Went pretty well except the AI on their bridge design software decided to take some time off. The bridge was scheduled to be done by 12 PM. I left the chair at 11:15, went home, and came back at noon only to be told about the issues. It’d be at least another 35 minutes. I left for home again. Each time that I went home, BTW, I’d go in and show my wife my incomplete work and ask, “What do you think of my new smile?” Returning at 1 PM, the bridge was ready. Fifteen minutes later and $3900, it was done. On to Medford for my oral surgery consultation.

I arrived at my Medford appointment at 1:45; they saw me at 2:30. “Sorry for the wait.” Yeah, thanks, I had nothing else to do! I’d spent the time reading “The Sentence” by Louise Erdrich. Once in the chair, I went through the usual medical history stuff and had the 360 digital scan of my mouth done. I was there to plan to have oral surgery to install three implants.

One implant was for an occlusion above it.

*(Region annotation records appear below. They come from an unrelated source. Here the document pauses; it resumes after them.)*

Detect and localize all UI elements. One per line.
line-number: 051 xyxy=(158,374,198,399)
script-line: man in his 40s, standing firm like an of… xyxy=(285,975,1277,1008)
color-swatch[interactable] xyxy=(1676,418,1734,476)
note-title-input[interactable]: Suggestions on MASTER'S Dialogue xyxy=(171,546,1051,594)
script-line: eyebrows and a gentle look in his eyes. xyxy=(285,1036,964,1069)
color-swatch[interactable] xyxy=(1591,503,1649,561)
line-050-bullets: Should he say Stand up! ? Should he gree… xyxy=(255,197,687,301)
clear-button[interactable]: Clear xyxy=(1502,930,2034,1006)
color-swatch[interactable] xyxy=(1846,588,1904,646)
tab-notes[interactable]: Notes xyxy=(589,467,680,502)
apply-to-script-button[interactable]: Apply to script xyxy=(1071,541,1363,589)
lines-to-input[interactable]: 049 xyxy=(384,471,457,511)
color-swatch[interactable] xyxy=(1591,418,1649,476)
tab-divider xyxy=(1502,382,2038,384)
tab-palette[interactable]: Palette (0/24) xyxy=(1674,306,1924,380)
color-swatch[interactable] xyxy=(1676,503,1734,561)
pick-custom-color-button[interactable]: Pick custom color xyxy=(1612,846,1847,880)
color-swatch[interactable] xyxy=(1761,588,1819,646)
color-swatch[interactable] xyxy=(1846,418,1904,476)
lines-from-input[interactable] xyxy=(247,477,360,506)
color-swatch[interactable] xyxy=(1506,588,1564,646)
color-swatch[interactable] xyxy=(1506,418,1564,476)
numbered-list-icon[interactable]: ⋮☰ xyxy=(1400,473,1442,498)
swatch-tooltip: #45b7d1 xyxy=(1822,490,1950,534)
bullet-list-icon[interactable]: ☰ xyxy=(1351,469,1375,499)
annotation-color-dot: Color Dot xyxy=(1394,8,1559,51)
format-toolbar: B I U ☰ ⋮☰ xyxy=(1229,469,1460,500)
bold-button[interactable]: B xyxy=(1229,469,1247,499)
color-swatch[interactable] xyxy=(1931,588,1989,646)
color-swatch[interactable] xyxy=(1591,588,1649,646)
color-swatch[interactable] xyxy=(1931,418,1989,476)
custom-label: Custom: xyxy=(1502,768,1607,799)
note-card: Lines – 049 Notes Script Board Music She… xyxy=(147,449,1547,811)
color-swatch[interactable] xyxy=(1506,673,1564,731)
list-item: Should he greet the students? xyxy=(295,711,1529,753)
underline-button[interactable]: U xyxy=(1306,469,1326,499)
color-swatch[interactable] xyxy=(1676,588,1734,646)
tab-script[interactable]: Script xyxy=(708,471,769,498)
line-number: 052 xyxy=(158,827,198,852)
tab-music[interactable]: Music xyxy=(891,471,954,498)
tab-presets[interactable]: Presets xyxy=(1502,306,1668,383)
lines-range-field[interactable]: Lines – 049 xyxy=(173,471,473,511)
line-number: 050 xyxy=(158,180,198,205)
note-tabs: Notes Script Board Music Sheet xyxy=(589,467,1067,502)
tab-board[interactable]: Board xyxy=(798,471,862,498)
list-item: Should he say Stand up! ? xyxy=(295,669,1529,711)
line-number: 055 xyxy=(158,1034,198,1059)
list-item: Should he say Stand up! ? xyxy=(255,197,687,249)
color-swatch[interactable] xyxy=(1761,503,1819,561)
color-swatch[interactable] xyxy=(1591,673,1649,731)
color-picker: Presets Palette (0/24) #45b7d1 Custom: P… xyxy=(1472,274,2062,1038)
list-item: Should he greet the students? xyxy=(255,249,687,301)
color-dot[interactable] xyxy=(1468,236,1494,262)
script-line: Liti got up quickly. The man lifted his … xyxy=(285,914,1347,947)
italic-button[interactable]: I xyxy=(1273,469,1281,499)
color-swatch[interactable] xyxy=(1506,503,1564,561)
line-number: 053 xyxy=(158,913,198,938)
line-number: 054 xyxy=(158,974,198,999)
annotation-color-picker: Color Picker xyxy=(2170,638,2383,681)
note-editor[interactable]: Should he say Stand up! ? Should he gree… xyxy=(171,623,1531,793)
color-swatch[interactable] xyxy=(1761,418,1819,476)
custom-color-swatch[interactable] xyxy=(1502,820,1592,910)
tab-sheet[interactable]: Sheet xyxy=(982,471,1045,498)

They felt the tooth needed to be extracted and replaced. I agreed. The other two teeth had left on their own last November and December. They were side by side on the upper right side of my smile.

That plan went a little awry. “You have an abscess up here,” Mike Doherty told me. He was the grinning, energetic guy who was going to do this part of my dental work. “It’s 8 millimeters wide. Something of that size, we recommend a biopsy.”

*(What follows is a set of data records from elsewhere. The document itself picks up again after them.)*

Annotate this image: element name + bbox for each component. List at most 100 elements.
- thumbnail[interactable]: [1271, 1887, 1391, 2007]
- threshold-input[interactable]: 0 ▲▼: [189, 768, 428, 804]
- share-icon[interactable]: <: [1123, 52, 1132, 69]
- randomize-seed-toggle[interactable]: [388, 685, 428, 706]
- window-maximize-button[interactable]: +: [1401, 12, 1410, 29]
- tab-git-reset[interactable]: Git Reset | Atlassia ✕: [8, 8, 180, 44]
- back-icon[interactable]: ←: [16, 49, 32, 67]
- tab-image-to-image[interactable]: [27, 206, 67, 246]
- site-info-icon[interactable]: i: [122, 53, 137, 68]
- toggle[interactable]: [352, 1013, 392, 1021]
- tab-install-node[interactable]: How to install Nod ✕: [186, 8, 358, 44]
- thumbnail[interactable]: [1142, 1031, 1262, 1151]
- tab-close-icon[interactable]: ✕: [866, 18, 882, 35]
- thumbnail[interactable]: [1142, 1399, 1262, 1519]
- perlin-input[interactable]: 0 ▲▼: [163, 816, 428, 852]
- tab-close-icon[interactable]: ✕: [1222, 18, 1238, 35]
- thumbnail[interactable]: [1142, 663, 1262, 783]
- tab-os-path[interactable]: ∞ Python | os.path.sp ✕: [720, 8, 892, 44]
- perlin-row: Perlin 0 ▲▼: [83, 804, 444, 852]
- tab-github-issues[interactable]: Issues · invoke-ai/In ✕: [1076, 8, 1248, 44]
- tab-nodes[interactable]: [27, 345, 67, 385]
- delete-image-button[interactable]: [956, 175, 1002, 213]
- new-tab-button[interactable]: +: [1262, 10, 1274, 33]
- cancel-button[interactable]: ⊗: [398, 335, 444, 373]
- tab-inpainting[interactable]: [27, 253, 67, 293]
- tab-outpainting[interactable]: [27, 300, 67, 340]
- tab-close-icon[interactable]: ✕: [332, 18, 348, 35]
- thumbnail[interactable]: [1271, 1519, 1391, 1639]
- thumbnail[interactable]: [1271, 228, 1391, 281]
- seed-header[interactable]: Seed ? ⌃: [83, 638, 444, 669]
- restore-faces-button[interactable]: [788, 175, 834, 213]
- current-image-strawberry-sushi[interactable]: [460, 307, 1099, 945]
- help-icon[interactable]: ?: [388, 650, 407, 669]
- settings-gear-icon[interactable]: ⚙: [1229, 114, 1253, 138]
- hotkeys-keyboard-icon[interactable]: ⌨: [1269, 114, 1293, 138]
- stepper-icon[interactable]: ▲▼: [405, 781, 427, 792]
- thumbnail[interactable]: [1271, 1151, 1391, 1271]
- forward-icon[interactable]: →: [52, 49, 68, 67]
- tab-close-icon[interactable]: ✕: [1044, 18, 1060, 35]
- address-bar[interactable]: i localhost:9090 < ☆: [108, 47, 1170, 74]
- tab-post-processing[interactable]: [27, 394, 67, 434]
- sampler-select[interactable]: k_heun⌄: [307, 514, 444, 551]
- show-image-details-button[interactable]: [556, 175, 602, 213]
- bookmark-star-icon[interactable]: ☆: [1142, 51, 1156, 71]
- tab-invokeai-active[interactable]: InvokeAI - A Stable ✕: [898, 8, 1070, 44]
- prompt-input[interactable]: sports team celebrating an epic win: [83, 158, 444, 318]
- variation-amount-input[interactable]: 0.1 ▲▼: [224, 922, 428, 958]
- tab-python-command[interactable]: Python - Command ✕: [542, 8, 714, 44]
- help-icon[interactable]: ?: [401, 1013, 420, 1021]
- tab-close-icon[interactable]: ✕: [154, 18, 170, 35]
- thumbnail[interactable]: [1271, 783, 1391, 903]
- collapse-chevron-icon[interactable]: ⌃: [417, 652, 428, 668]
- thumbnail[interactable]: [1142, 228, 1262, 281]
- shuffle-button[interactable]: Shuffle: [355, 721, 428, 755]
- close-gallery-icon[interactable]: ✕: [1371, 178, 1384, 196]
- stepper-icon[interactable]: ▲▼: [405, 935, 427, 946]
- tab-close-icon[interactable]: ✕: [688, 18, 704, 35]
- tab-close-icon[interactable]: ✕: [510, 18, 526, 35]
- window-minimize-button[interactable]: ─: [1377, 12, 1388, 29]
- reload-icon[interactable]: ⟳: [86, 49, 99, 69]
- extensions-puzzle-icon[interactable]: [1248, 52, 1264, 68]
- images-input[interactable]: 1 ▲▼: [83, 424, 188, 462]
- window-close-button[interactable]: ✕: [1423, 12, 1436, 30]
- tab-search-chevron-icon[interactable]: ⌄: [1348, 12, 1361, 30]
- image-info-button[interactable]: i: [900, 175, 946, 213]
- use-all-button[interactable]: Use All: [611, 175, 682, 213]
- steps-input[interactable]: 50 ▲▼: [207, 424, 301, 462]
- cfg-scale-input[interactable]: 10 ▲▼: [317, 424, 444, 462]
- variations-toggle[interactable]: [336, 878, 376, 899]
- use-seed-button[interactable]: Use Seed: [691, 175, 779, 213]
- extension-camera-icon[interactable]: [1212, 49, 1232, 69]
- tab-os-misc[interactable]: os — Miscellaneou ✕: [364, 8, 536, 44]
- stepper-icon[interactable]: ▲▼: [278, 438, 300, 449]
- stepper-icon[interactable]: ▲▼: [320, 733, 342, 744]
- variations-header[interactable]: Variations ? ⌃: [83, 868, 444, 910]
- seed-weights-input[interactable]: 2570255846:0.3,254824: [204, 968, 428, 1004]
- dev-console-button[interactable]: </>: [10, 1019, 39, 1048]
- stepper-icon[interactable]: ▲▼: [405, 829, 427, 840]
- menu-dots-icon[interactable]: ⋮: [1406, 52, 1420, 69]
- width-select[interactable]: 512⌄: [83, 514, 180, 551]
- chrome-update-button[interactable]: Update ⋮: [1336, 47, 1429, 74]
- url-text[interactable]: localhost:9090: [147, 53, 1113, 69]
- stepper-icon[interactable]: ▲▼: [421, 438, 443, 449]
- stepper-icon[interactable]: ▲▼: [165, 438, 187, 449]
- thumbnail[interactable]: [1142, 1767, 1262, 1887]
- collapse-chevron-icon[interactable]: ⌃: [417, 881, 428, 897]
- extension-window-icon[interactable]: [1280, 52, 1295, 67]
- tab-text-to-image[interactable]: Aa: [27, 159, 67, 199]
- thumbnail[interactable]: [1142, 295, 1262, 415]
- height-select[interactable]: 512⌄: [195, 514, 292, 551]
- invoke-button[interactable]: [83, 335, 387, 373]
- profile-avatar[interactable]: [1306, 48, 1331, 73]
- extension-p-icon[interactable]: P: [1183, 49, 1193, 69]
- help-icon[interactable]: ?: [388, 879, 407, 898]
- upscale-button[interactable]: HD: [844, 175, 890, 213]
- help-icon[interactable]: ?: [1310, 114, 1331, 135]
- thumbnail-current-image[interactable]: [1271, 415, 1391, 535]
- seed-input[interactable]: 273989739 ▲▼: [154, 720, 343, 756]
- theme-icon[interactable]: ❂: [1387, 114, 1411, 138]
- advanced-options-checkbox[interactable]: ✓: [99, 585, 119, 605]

Of course I’ll have the biopsy done. Gotta be safe about these things.

“Also,” Mike said, “because of the abscess’s size and location, we’ll need to do a bone graft first. Once it’s healed, in four to six months, we’ll do the implant for that tooth. In the meantime, it’ll be an empty space, just as it is now. But we can go ahead and do the other two now.”

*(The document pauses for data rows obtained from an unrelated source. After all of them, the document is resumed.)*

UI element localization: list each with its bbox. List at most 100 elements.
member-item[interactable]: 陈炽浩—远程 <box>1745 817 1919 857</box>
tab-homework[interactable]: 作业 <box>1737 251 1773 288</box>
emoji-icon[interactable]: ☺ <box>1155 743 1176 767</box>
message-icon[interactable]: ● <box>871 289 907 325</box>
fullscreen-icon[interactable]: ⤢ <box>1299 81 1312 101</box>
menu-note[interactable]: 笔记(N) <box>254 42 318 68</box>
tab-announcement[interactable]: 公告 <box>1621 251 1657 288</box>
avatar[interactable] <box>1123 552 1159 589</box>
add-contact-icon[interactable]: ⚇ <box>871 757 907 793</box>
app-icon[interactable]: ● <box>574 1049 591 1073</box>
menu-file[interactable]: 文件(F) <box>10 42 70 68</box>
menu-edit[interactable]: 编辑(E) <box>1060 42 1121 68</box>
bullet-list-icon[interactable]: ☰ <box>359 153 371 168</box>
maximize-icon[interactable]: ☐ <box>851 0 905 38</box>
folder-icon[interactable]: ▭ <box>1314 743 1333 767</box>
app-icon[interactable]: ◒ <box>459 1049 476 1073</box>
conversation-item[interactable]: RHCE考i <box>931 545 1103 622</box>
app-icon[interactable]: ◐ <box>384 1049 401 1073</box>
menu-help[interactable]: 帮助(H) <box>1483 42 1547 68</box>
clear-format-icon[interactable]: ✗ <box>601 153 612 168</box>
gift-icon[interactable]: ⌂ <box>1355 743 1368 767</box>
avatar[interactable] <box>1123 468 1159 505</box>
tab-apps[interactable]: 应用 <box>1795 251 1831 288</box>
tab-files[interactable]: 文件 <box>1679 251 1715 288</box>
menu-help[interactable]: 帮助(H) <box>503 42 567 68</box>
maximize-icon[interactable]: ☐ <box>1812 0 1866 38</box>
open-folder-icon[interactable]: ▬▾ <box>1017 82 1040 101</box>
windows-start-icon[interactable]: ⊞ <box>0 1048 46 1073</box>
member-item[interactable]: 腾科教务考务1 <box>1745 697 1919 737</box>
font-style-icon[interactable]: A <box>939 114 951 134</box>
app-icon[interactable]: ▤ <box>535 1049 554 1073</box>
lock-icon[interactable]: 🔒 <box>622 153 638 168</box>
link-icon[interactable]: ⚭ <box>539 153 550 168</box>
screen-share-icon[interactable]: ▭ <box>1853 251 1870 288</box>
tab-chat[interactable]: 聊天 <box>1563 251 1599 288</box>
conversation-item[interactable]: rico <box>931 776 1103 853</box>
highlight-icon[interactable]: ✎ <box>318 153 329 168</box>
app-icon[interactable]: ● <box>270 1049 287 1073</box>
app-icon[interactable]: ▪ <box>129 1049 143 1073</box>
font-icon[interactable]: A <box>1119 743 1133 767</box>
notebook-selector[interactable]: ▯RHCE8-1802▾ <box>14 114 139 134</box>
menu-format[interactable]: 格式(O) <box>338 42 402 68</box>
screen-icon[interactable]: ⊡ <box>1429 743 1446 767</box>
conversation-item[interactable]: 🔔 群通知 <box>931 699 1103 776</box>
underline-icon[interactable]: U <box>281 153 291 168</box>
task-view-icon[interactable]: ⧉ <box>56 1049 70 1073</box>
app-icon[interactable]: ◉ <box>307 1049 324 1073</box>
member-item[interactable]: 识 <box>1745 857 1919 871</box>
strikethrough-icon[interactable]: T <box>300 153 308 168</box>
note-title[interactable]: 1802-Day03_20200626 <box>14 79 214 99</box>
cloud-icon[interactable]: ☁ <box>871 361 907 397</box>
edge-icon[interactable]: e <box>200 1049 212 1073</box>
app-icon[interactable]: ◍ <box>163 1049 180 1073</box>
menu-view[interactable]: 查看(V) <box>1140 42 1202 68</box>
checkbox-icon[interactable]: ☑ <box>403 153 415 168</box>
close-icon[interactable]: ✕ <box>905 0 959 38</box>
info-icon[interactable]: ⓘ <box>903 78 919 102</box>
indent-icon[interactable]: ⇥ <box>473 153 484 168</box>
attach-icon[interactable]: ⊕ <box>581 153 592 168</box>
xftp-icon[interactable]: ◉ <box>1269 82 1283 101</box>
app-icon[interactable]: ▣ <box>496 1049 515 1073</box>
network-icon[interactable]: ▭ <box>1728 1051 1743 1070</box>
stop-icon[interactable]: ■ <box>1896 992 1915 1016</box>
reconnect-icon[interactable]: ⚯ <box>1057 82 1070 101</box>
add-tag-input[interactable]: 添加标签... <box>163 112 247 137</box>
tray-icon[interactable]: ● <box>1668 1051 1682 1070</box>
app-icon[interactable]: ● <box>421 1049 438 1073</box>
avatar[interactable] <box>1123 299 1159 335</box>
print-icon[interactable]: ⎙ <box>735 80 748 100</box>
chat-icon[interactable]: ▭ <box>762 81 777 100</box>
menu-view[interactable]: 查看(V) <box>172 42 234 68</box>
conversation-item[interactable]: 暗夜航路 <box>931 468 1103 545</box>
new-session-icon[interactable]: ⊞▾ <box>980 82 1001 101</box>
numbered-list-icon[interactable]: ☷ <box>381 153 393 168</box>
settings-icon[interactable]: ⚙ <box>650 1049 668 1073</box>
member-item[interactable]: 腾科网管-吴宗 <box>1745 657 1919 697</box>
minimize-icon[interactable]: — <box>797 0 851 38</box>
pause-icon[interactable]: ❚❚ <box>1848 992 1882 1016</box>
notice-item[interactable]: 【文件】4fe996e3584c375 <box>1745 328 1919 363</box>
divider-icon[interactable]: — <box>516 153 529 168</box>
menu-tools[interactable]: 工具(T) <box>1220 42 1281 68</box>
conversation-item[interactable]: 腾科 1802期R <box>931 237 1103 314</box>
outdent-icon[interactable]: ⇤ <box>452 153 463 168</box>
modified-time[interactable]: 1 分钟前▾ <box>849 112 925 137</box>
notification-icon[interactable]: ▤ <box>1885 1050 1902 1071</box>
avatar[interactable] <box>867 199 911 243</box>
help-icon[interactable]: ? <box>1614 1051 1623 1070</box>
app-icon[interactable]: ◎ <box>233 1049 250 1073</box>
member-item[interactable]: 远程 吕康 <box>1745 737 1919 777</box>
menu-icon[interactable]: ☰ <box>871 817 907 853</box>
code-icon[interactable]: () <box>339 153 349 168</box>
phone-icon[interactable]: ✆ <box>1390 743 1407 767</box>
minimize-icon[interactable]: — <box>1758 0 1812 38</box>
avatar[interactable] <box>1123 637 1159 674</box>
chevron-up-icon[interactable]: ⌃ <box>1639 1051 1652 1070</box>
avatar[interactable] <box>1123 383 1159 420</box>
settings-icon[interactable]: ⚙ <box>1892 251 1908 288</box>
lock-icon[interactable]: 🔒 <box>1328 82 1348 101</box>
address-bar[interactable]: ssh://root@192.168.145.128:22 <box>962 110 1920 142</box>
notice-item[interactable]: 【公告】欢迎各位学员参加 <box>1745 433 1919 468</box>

So, okay. It’s scheduled for week from tomorrow. The process was quoted at $7,000. Which was depressing. The first car I bought was a 1968 Chevy Camaro with a 328 V-8. Paid $1995 for it in 1975.

Wish I had that car now.

Twosda’s Wandering Political Thoughts

First up, PINO TACO is poisoning Americans, followed by American Resistance.

It’s not enough that the TACO Regime is encouraging people to avoid vaccinations, which is helping measles stage a deadly return. Now the inept and ignorant TACO Regime is POISONING OUR FOOD SUPPLY!!! Yes, deadly tomatoes are out there! IT’S ATTACK OF THE KILLER TOMATOES!!!

FDA alerts 14 states about deadly tomato recall expansion

My confession: I don’t know if this salmonella outbreak can be attributed to the TACO Regime and the DOGE cuts. A look back through history shows that these outbreaks happen. But PINO TACO would not hesitate to hyperventilate with all caps and exclamations points were a Democrat POTUS. So I’m really just emulating TACO’s style.

Does a post like this help with civil discourse and problem solving? Hell, no. But when the GOTP and TACO Regime stops doing it and get serious, so will I.

Next, American Resistance! This was posted over on Mock Paper Scissors. WP still won’t permit me to properly reblog from them, so here’s my work-around. Summary: Masked gunman are trying to round people up. Without badges and insignia, they could be anybody.

More, Please

This should give us a little lift to start our day. Make no mistake, if you get the mellow beach bums of San Diego to rise-up, anyone can rise-up.

The thing that worries me is that without badges or other identifying insignia, any crack-pot militia can start playing this game and rounding-up people in white vans and disappearing them, and vigilantes are not exactly known for rules. We need more of this to stop the Gestapo/ICE (and maybe the Proud Boys).

As much as I hate saying this, IF you are white use your white privilege if you see this happening: it’s your Superpower against these fascists/racists. Demand to see warrants signed by a judge, and don’t let them disappear people.

(Hat tip: Scissorhead Purplehead)

Remember to resist this and other un-American behavior on No Kings Day, June 14th.